Initially, the vaccine intake in my facility’s sickle cell community was so slow that I needed to find a way to raise awareness, the city hall, how to communicate, and how to make the vaccine accessible to individuals.
Next, vaccinated people had to find a way to share their experiences with patients with sickle cell disease. They talked about how safe it was and, in their experience, how it did not exacerbate the problems associated with sickle cells.
You can imagine that there was a challenge in ensuring that vaccine producers included people in trials from the color community. However, I think there were a few people with sickle cell disease who seemed to have actually been able to participate in these clinical trials.
Therefore, it was necessary to collect information on the safety of the vaccine. Patients in a children’s hospital went through this process and found to be very safe. Most of them had no serious complications, and they now have the usual routine of returning to the clinic community, which is fully vaccinated and hopefully less concerned about COVID-19 exposure. I’m passing through.
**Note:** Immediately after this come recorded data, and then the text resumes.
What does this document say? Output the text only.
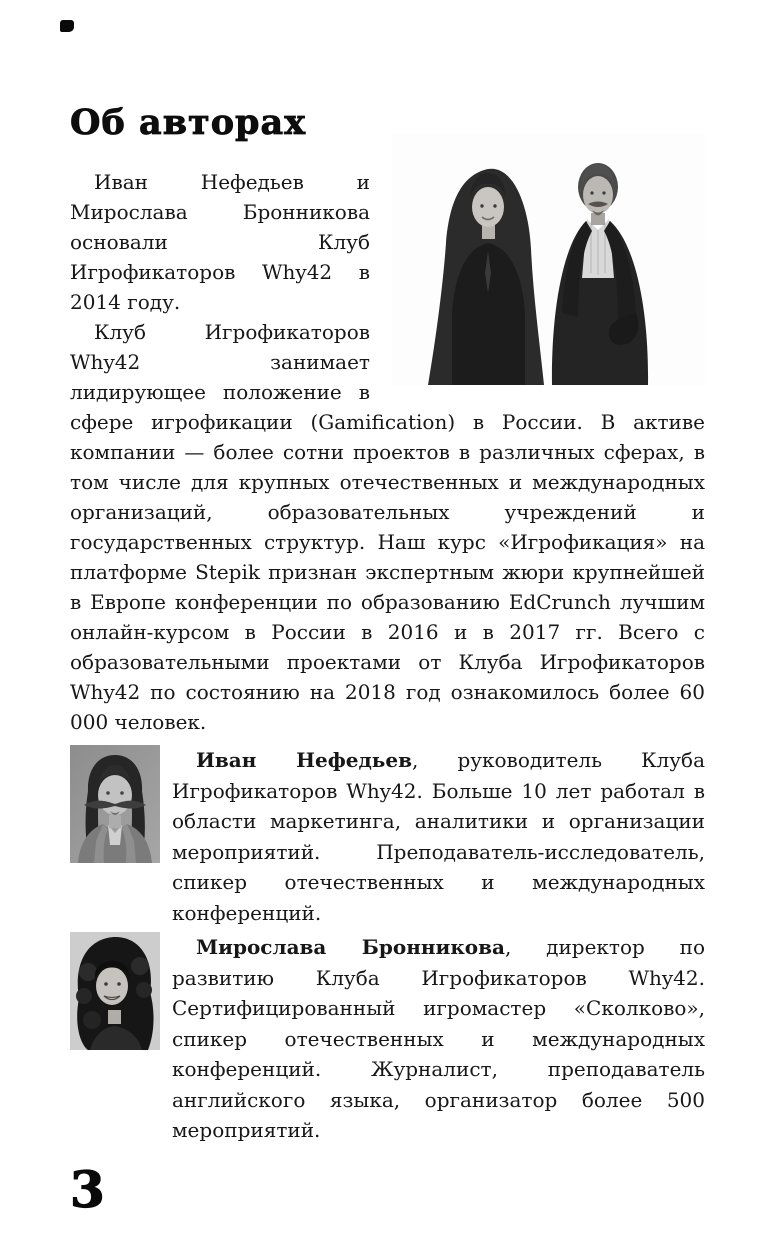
Об авторах

Иван Нефедьев и Мирослава Бронникова основали Клуб Игрофикаторов Why42 в 2014 году.

Клуб Игрофикаторов Why42 занимает лидирующее положение в сфере игрофикации (Gamification) в России. В активе компании — более сотни проектов в различных сферах, в том числе для крупных отечественных и международных организаций, образовательных учреждений и государственных структур. Наш курс «Игрофикация» на платформе Stepik признан экспертным жюри крупнейшей в Европе конференции по образованию EdCrunch лучшим онлайн-курсом в России в 2016 и в 2017 гг. Всего с образовательными проектами от Клуба Игрофикаторов Why42 по состоянию на 2018 год ознакомилось более 60 000 человек.

Иван Нефедьев, руководитель Клуба Игрофикаторов Why42. Больше 10 лет работал в области маркетинга, аналитики и организации мероприятий. Преподаватель-исследователь, спикер отечественных и международных конференций.

Мирослава Бронникова, директор по развитию Клуба Игрофикаторов Why42. Сертифицированный игромастер «Сколково», спикер отечественных и международных конференций. Журналист, преподаватель английского языка, организатор более 500 мероприятий.

3
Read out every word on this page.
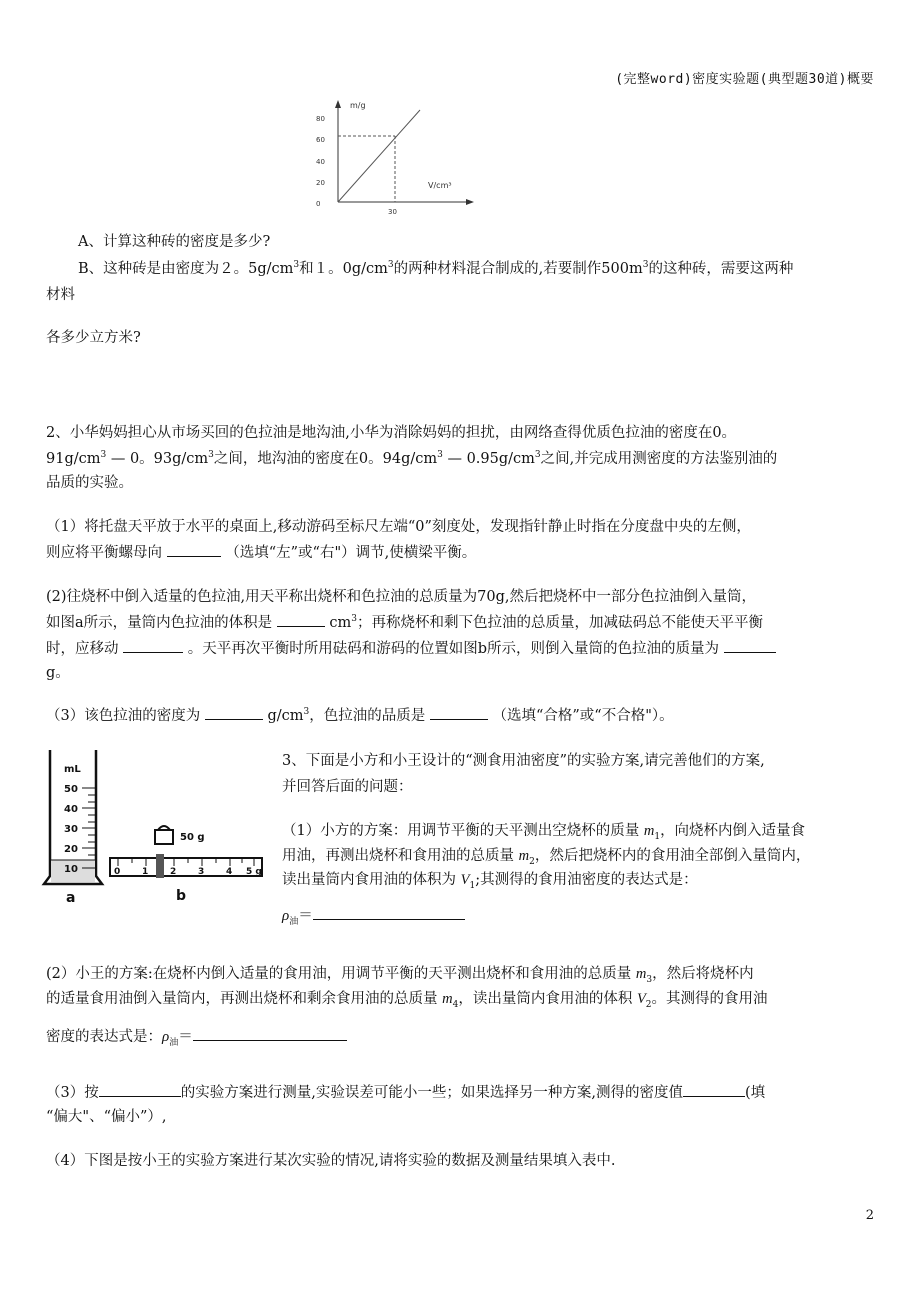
(完整word)密度实验题(典型题30道)概要
m/g
V/cm³
0
20
40
60
80
30
A、计算这种砖的密度是多少?
B、这种砖是由密度为２。$5g/cm^3$和１。$0g/cm^3$的两种材料混合制成的,若要制作$500m^3$的这种砖，需要这两种
材料
各多少立方米?
2、小华妈妈担心从市场买回的色拉油是地沟油,小华为消除妈妈的担扰，由网络查得优质色拉油的密度在0。
$91g/cm^3$ — 0。$93g/cm^3$之间，地沟油的密度在0。$94g/cm^3$ — $0.95g/cm^3$之间,并完成用测密度的方法鉴别油的
品质的实验。
（1）将托盘天平放于水平的桌面上,移动游码至标尺左端“0”刻度处，发现指针静止时指在分度盘中央的左侧，
则应将平衡螺母向	（选填“左”或“右"）调节,使横梁平衡。
(2)往烧杯中倒入适量的色拉油,用天平称出烧杯和色拉油的总质量为70g,然后把烧杯中一部分色拉油倒入量筒，
如图a所示，量筒内色拉油的体积是	$cm^3$；再称烧杯和剩下色拉油的总质量，加减砝码总不能使天平平衡
时，应移动	。天平再次平衡时所用砝码和游码的位置如图b所示，则倒入量筒的色拉油的质量为
g。
（3）该色拉油的密度为	$g/cm^3$，色拉油的品质是	（选填“合格”或“不合格"）。
mL
50
40
30
20
10
a
50 g
0 1 2 3 4 5 g
b
3、下面是小方和小王设计的“测食用油密度”的实验方案,请完善他们的方案,
并回答后面的问题：
（1）小方的方案：用调节平衡的天平测出空烧杯的质量 $m_1$，向烧杯内倒入适量食
用油，再测出烧杯和食用油的总质量 $m_2$，然后把烧杯内的食用油全部倒入量筒内，
读出量筒内食用油的体积为 $V_1$;其测得的食用油密度的表达式是：
$\rho_油=$
(2）小王的方案:在烧杯内倒入适量的食用油，用调节平衡的天平测出烧杯和食用油的总质量 $m_3$，然后将烧杯内
的适量食用油倒入量筒内，再测出烧杯和剩余食用油的总质量 $m_4$，读出量筒内食用油的体积 $V_2$。其测得的食用油
密度的表达式是：$\rho_油=$
（3）按	的实验方案进行测量,实验误差可能小一些；如果选择另一种方案,测得的密度值	(填
“偏大"、“偏小”）,
（4）下图是按小王的实验方案进行某次实验的情况,请将实验的数据及测量结果填入表中.
2
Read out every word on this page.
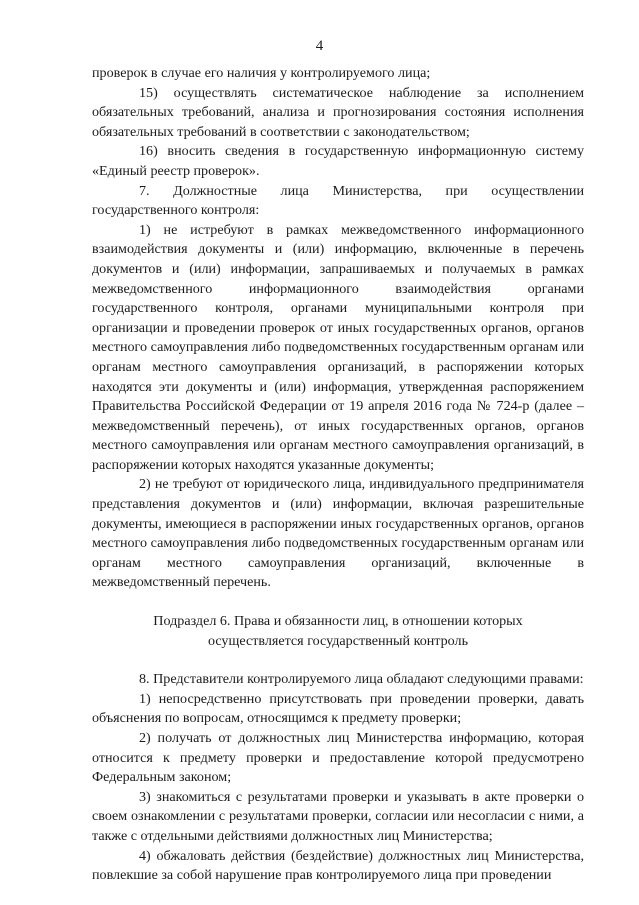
4

проверок в случае его наличия у контролируемого лица;

15) осуществлять систематическое наблюдение за исполнением обязательных требований, анализа и прогнозирования состояния исполнения обязательных требований в соответствии с законодательством;

16) вносить сведения в государственную информационную систему «Единый реестр проверок».

7. Должностные лица Министерства, при осуществлении государственного контроля:

1) не истребуют в рамках межведомственного информационного взаимодействия документы и (или) информацию, включенные в перечень документов и (или) информации, запрашиваемых и получаемых в рамках межведомственного информационного взаимодействия органами государственного контроля, органами муниципальными контроля при организации и проведении проверок от иных государственных органов, органов местного самоуправления либо подведомственных государственным органам или органам местного самоуправления организаций, в распоряжении которых находятся эти документы и (или) информация, утвержденная распоряжением Правительства Российской Федерации от 19 апреля 2016 года № 724-р (далее – межведомственный перечень), от иных государственных органов, органов местного самоуправления или органам местного самоуправления организаций, в распоряжении которых находятся указанные документы;

2) не требуют от юридического лица, индивидуального предпринимателя представления документов и (или) информации, включая разрешительные документы, имеющиеся в распоряжении иных государственных органов, органов местного самоуправления либо подведомственных государственным органам или органам местного самоуправления организаций, включенные в межведомственный перечень.

Подраздел 6. Права и обязанности лиц, в отношении которых
осуществляется государственный контроль

8. Представители контролируемого лица обладают следующими правами:

1) непосредственно присутствовать при проведении проверки, давать объяснения по вопросам, относящимся к предмету проверки;

2) получать от должностных лиц Министерства информацию, которая относится к предмету проверки и предоставление которой предусмотрено Федеральным законом;

3) знакомиться с результатами проверки и указывать в акте проверки о своем ознакомлении с результатами проверки, согласии или несогласии с ними, а также с отдельными действиями должностных лиц Министерства;

4) обжаловать действия (бездействие) должностных лиц Министерства, повлекшие за собой нарушение прав контролируемого лица при проведении
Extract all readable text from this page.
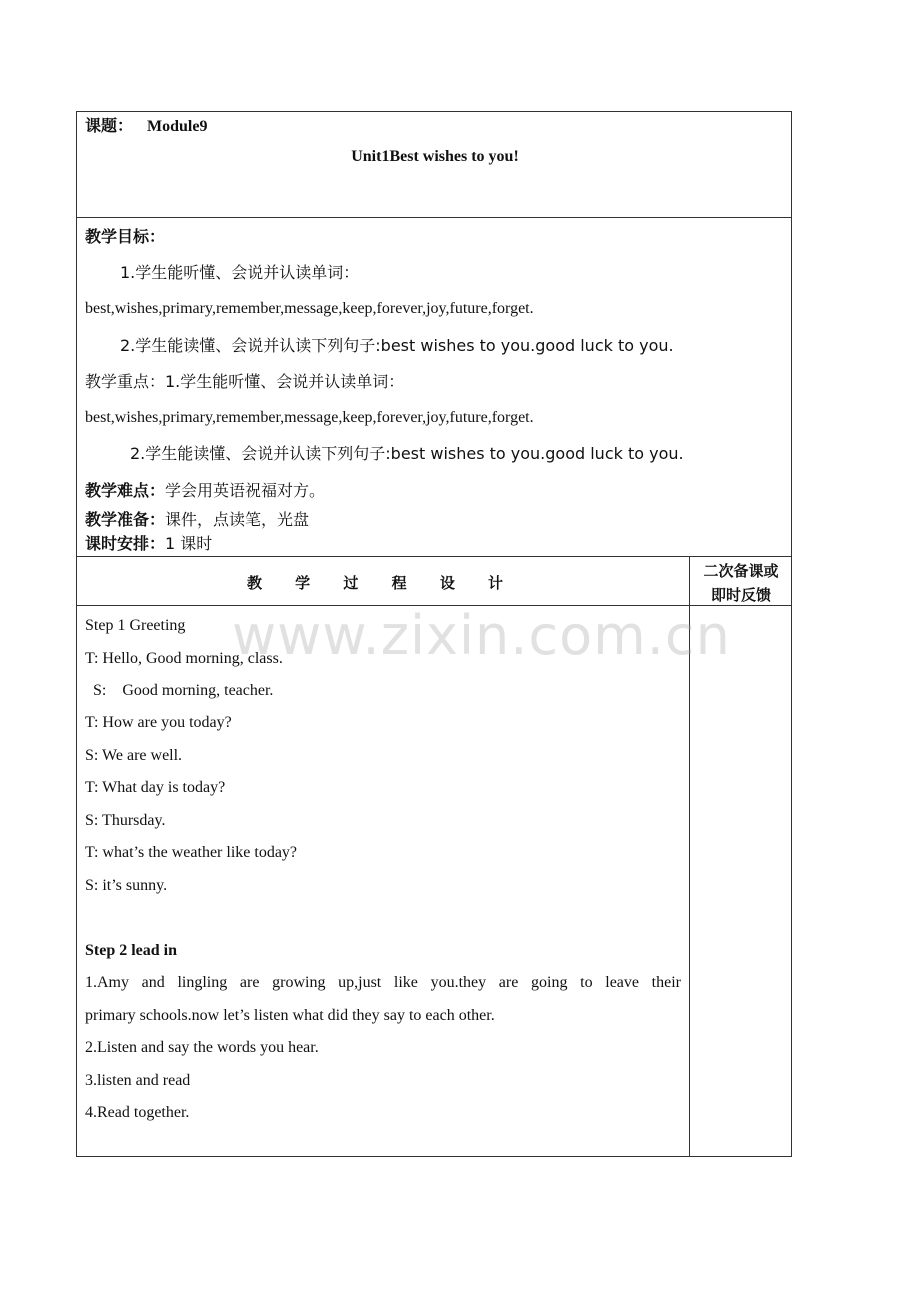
www.zixin.com.cn
课题： Module9
Unit1Best wishes to you!
教学目标：
1.学生能听懂、会说并认读单词：
best,wishes,primary,remember,message,keep,forever,joy,future,forget.
2.学生能读懂、会说并认读下列句子:best wishes to you.good luck to you.
教学重点：1.学生能听懂、会说并认读单词：
best,wishes,primary,remember,message,keep,forever,joy,future,forget.
2.学生能读懂、会说并认读下列句子:best wishes to you.good luck to you.
教学难点：学会用英语祝福对方。
教学准备：课件，点读笔，光盘
课时安排：1 课时
教 学 过 程 设 计
二次备课或
即时反馈
Step 1 Greeting
T: Hello, Good morning, class.
S:    Good morning, teacher.
T: How are you today?
S: We are well.
T: What day is today?
S: Thursday.
T: what’s the weather like today?
S: it’s sunny.
Step 2 lead in
1.Amy and lingling are growing up,just like you.they are going to leave their
primary schools.now let’s listen what did they say to each other.
2.Listen and say the words you hear.
3.listen and read
4.Read together.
But I think we still have a long way to go. And in order for people with sickle cell disease to have access to the vaccine, I think we need to keep spreading this message about the vaccine and providing information so that people can make the right decisions.
Finally, it’s important not to judge, or what I call the vaccine shame. It is important to understand that many of the reasons individuals are not confident in vaccines may not have a relationship of trust with the medical team.
This means that you need to share experiences from other individuals with sickle cell disease to participate in, develop, and make informed decisions in a community of trust.
It really speaks to the power of the community with individuals with similar shared experiences. As you said, that care provider or care team is part of it, but those who share the terms and experience also build this important trust and each other is of the highest quality possible. It can be an integral part of getting care.
And I think that aspect of access to quality care is at the heart of what we really want to emphasize at GBT.
Another aspect is when you think of a community where there are few sickle cell specialists who can provide quality care. This is the talent challenge we face.
When we first launched the vaccine at a local hospital, we were trying to do it on weekends and in a group setting where individuals could come and be vaccinated regardless of their condition. We found that when people with sickle cell disease made the vaccine available at the team-care clinic, it was when we showed the highest show rates.
One of the things we want to have access to the vaccine over time is to get the COVID-19 vaccine from our daily health care providers. I think this will be a challenge for all the ways vaccines need to be stored and for tracking vaccine logs so they are not wasted.
But I think it’s really ideal for most individuals. It is to provide it at a time that is convenient for them by the teams they know.